Uganda Famine
Associated Press, Feb. 14, 2000
Famine in northeastern Uganda has claimed 138 lives since October, when the region's single annual harvest failed because of drought, a newspaper said Monday. Another 2,000 inhabitants of the Moroto district, 480 kilometers (300 miles) northeast of Kampala, have fled west to neighboring regions in search of work following the crop failure, said the independent Monitor newspaper.

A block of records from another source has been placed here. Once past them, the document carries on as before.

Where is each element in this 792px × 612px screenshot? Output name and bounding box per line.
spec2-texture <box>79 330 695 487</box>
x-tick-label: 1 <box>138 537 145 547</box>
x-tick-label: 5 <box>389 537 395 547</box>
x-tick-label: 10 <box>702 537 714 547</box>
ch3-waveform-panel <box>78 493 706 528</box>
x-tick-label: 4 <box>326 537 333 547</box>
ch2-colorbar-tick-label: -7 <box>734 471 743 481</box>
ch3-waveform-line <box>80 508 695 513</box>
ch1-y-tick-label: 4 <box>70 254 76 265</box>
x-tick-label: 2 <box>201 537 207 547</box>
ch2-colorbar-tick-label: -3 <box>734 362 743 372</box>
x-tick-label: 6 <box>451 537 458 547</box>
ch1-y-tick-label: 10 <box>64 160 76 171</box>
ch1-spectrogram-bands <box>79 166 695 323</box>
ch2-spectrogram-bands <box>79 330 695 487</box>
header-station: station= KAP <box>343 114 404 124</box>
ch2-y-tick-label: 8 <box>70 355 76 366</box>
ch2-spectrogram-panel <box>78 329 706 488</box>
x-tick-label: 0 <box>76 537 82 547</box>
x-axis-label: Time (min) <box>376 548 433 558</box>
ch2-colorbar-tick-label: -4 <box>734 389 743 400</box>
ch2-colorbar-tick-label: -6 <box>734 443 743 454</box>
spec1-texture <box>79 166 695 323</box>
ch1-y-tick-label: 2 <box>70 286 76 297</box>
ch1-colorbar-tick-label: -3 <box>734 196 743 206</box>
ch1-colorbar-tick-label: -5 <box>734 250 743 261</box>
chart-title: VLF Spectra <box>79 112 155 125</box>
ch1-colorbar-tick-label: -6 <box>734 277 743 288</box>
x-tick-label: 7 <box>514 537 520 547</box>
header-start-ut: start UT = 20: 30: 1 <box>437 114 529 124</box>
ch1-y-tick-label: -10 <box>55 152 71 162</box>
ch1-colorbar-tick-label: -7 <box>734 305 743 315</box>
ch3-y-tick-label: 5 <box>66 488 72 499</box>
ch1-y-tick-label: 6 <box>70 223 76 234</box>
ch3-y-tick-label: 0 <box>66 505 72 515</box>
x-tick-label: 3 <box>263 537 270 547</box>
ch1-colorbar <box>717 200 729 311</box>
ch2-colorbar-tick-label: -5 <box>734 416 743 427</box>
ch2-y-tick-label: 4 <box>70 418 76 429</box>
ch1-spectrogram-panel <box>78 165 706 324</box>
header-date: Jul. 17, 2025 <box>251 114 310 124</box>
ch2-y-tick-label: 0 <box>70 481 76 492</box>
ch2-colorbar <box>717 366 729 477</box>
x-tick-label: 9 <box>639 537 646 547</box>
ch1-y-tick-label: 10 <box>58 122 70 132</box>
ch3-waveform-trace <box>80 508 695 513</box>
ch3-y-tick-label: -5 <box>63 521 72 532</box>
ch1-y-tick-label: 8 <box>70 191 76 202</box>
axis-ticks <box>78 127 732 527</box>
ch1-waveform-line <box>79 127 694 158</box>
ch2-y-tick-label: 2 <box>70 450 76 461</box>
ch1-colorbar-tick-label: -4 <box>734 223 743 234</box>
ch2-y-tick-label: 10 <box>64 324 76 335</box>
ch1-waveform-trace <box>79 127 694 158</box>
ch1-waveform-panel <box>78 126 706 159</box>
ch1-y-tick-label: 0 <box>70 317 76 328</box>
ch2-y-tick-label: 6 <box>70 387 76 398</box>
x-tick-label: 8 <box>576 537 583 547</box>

The district is inhabited mostly by the livestock -herding Karamojong tribe, who plant crops once a year to supplement their income. "Karamojong have a single cultivation season, March to September, but did not harvest any food in 1999 after a long drought that ... destroyed the crops," district official Aloysius Aloka told the newspaper. Lack of grazing pastures and increased frequency of cattle rustling, especially between the Karimojong and warrior pastoralist tribes across the border in western Kenya, have further diminished food security in the region, he said. The U.N. World Food Program has begun distributing food to the most vulnerable people in the area, said WFP regional head Burkard Oberle, who described the situation as critical.
Sabiny Eating Leaves
New Vision (Uganda), July 2, 2000
Over nine thousand people are facing starvation in Binyiny sub-county, in Kapchorwa [Uganda]. The LC III chairman Erifazi Cheptoris told state minister for Disaster Preparedness, Jane Frances Kuka, and LC V vice Chairman Sam Ngirio that the starving people now eat bean leaves. "Recently drought struck the sub-county affecting maize, the chief staple food crop. Most crops withered and we are expecting a very poor harvest," Cheptoris said.